# Hello



## wayfarer (Dec 30, 2007)

Hello everyone, I'm based in west Clare, Ireland. I drive a Pilote A8, 6 berth on a Ducato chassis and I love wildcamping. Happy New Year to you all and have a great 2008.


----------



## Deleted member 775 (Dec 30, 2007)

welcome and a happy new year to you if you enjoy wilding then you will love this site


----------



## sundown (Dec 30, 2007)

hello , wayfarer
   i've just been reading posts from australia, canada, belgium and now from ireland
welcome to a very friendly, infomative  and multi-national site
     sundown


----------



## Deleted member 775 (Dec 30, 2007)

cannot wait untill 2008 wow! we are going to be the premium info site on the web for wildcamping and all things to do with motor homes, dont think there will be any better around .


----------



## Belgian (Dec 30, 2007)

mandrake said:


> cannot wait untill 2008 wow! we are going to be the premium info site on the web for wildcamping and all things to do with motor homes, dont think there will be any better around .

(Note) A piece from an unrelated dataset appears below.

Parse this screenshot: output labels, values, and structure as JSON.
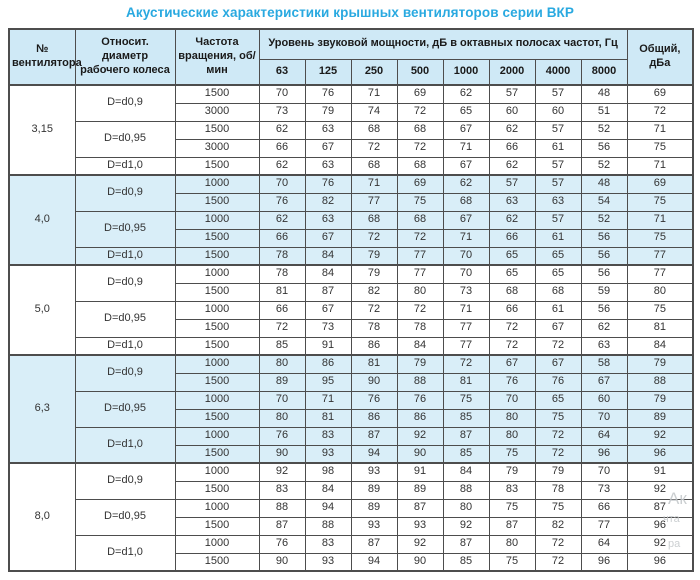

You're so right ! There is no better on the net. I found here more soulbrothers
than in my own country. Welcome Wayfarer and a lucky 2008.


----------



## Geoff.W (Dec 30, 2007)

Hello, welcome and a Happy New Year to you.

I'm sure you'll find this forum as welcoming and helpful as I have.


----------



## lenny (Dec 30, 2007)

Hi, and welcome Wayfarer, enjoy the site(To be sure) as you say 

Regards..Lenny


----------